Figure 4: The MSight software showing three different views of the same LC-MS sample: 2-D, 3-D and 1-D (one spectrum) views.

The images displayed in Figure 4 were obtained from a 42-59 kDa fraction of an extract of the human BJAB B-cell line. The sample was digested with trypsin and separated by reverse-phase capillary LC coupled to a SCIEX/Applied Biosystems QSTAR quadrupole-time-of-flight mass spectrometer equipped with an electrospray ionization source. Spectra were acquired in the m/z range 400-1200, and the image was created using a 0.025 m/z sampling rate and thus contains 55 million measures. The top-right image in Figure 4 displays a 2-D view of the sample described above and the bottom-left image highlights part of this

sample in a 3-D view. The bottom right image in Figure 4 shows one single spectrum of the sample.

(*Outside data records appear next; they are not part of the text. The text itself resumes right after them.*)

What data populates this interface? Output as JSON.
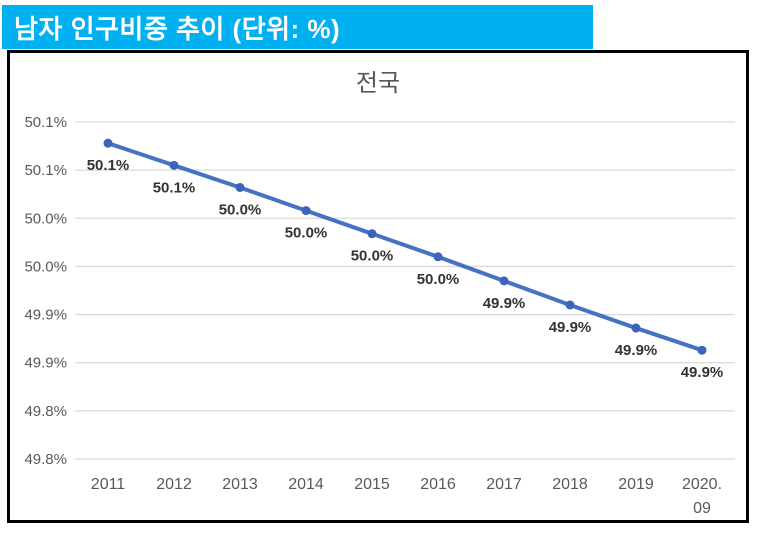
{
  "header": {
    "title": "남자 인구비중 추이 (단위: %)",
    "bg_color": "#00B0F0",
    "text_color": "#ffffff"
  },
  "chart_data": {
    "type": "line",
    "title": "전국",
    "categories": [
      "2011",
      "2012",
      "2013",
      "2014",
      "2015",
      "2016",
      "2017",
      "2018",
      "2019",
      "2020.09"
    ],
    "x_tick_display": [
      [
        "2011"
      ],
      [
        "2012"
      ],
      [
        "2013"
      ],
      [
        "2014"
      ],
      [
        "2015"
      ],
      [
        "2016"
      ],
      [
        "2017"
      ],
      [
        "2018"
      ],
      [
        "2019"
      ],
      [
        "2020.",
        "09"
      ]
    ],
    "series": [
      {
        "name": "남자 인구비중",
        "values": [
          50.078,
          50.055,
          50.032,
          50.008,
          49.984,
          49.96,
          49.935,
          49.91,
          49.886,
          49.863
        ],
        "data_labels": [
          "50.1%",
          "50.1%",
          "50.0%",
          "50.0%",
          "50.0%",
          "50.0%",
          "49.9%",
          "49.9%",
          "49.9%",
          "49.9%"
        ]
      }
    ],
    "y_tick_values": [
      50.1,
      50.05,
      50.0,
      49.95,
      49.9,
      49.85,
      49.8,
      49.75
    ],
    "y_tick_labels": [
      "50.1%",
      "50.1%",
      "50.0%",
      "50.0%",
      "49.9%",
      "49.9%",
      "49.8%",
      "49.8%"
    ],
    "ylim": [
      49.75,
      50.1
    ],
    "xlabel": "",
    "ylabel": "",
    "grid": true,
    "legend": "none",
    "colors": {
      "line": "#4472C4",
      "marker": "#3C64B8",
      "gridline": "#D9D9D9",
      "axis_text": "#595959",
      "data_label_text": "#333333",
      "title_text": "#595959"
    }
  }
}
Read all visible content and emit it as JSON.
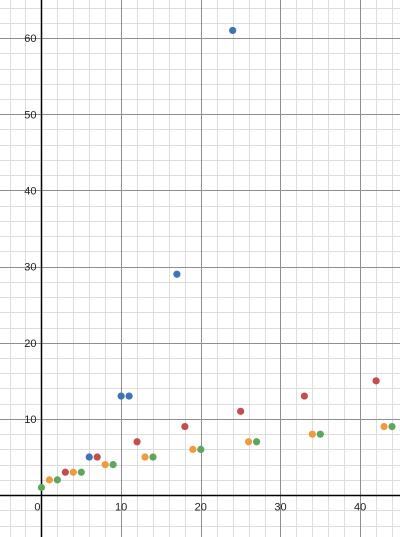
{
  "chart_data": {
    "type": "scatter",
    "title": "",
    "xlabel": "",
    "ylabel": "",
    "xlim": [
      -5.2,
      45
    ],
    "ylim": [
      -5.5,
      65
    ],
    "grid": true,
    "x_ticks": [
      0,
      10,
      20,
      30,
      40
    ],
    "y_ticks": [
      10,
      20,
      30,
      40,
      50,
      60
    ],
    "x_tick_labels": [
      "0",
      "10",
      "20",
      "30",
      "40"
    ],
    "y_tick_labels": [
      "10",
      "20",
      "30",
      "40",
      "50",
      "60"
    ],
    "series": [
      {
        "color": "#3f74b5",
        "points": [
          [
            6,
            5
          ],
          [
            10,
            13
          ],
          [
            11,
            13
          ],
          [
            17,
            29
          ],
          [
            24,
            61
          ]
        ]
      },
      {
        "color": "#c44e4e",
        "points": [
          [
            3,
            3
          ],
          [
            7,
            5
          ],
          [
            12,
            7
          ],
          [
            18,
            9
          ],
          [
            25,
            11
          ],
          [
            33,
            13
          ],
          [
            42,
            15
          ]
        ]
      },
      {
        "color": "#ef9a3c",
        "points": [
          [
            1,
            2
          ],
          [
            4,
            3
          ],
          [
            8,
            4
          ],
          [
            13,
            5
          ],
          [
            19,
            6
          ],
          [
            26,
            7
          ],
          [
            34,
            8
          ],
          [
            43,
            9
          ]
        ]
      },
      {
        "color": "#5ea65c",
        "points": [
          [
            0,
            1
          ],
          [
            2,
            2
          ],
          [
            5,
            3
          ],
          [
            9,
            4
          ],
          [
            14,
            5
          ],
          [
            20,
            6
          ],
          [
            27,
            7
          ],
          [
            35,
            8
          ],
          [
            44,
            9
          ]
        ]
      }
    ],
    "colors": {
      "major_grid": "#8e8e8e",
      "minor_grid": "#dddddd",
      "axis": "#000000"
    }
  }
}
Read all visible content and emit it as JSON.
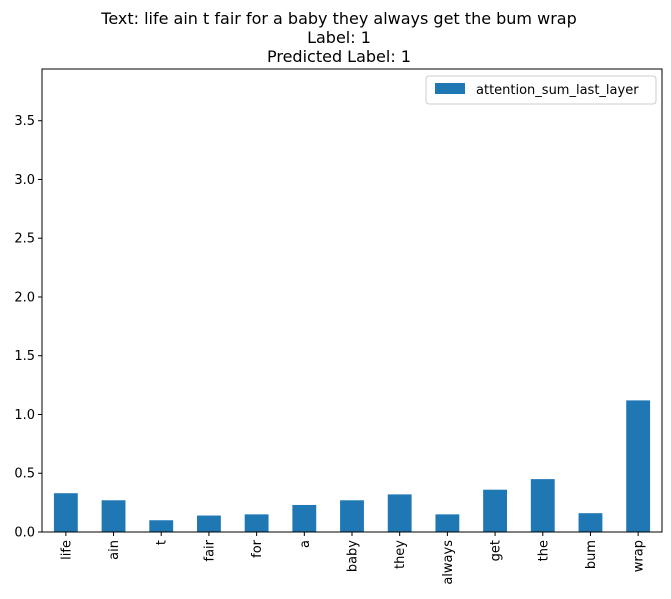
{
  "chart_data": {
    "type": "bar",
    "title_lines": [
      "Text: life ain t fair for a baby they always get the bum wrap",
      "Label: 1",
      "Predicted Label: 1"
    ],
    "xlabel": "",
    "ylabel": "",
    "categories": [
      "life",
      "ain",
      "t",
      "fair",
      "for",
      "a",
      "baby",
      "they",
      "always",
      "get",
      "the",
      "bum",
      "wrap"
    ],
    "series": [
      {
        "name": "attention_sum_last_layer",
        "color": "#1f77b4",
        "values": [
          0.33,
          0.27,
          0.1,
          0.14,
          0.15,
          0.23,
          0.27,
          0.32,
          0.15,
          0.36,
          0.45,
          0.16,
          1.12
        ]
      }
    ],
    "ylim": [
      0,
      3.94
    ],
    "yticks": [
      0.0,
      0.5,
      1.0,
      1.5,
      2.0,
      2.5,
      3.0,
      3.5
    ],
    "ytick_labels": [
      "0.0",
      "0.5",
      "1.0",
      "1.5",
      "2.0",
      "2.5",
      "3.0",
      "3.5"
    ],
    "grid": false,
    "legend_position": "top-right"
  }
}
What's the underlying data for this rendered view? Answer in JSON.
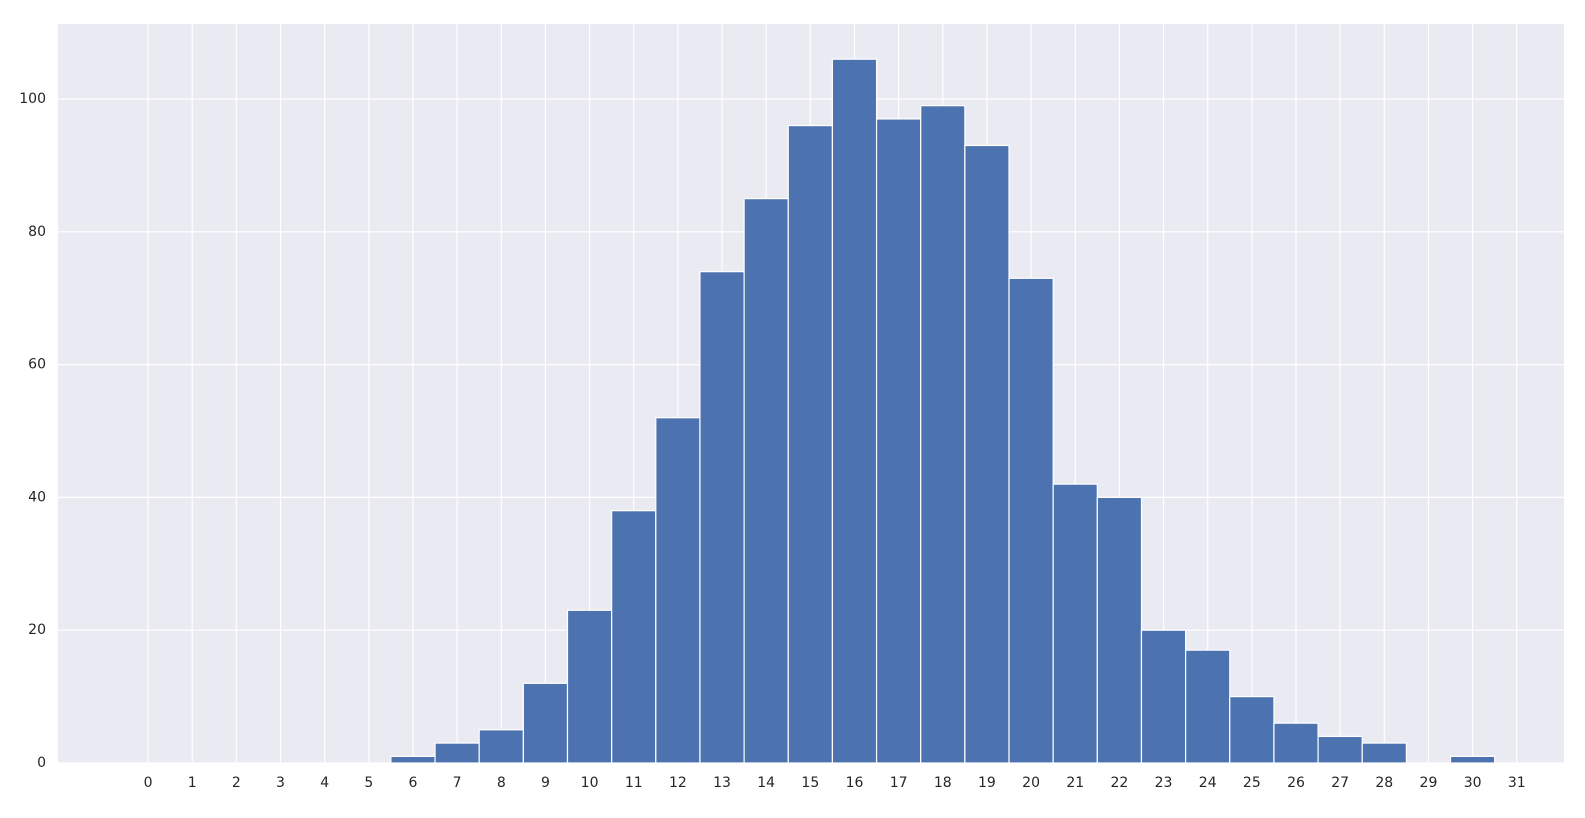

Image processing of LC-MS datasets can be extremely useful for the monitoring and quality control of experiments as well as knowledge extraction. Software tools specifically developed for the representation of mass spectra along with data from the separation step (such as LC-MS or SDS-LC-MS) provide simple ways to navigate through very large volumes of data.

Assessment of the data quality and of the experimental design is simplified by providing a direct means of verifying the quality of the separation and detecting the presence of artifacts and contaminants or mass calibration problems. The redundancy in successive mass spectra may even be used to enhance the signal-to-noise ratio, thereby improving the reliability of MS analysis. Such visual representation of experimental data also helps to understand features such as post-translational modifications of peptides. Most importantly, it allows for automatic or semi-automatic differential proteome analysis by comparing several sets of data, as well as providing fast and intuitive detection of significant qualitative and quantitative differences.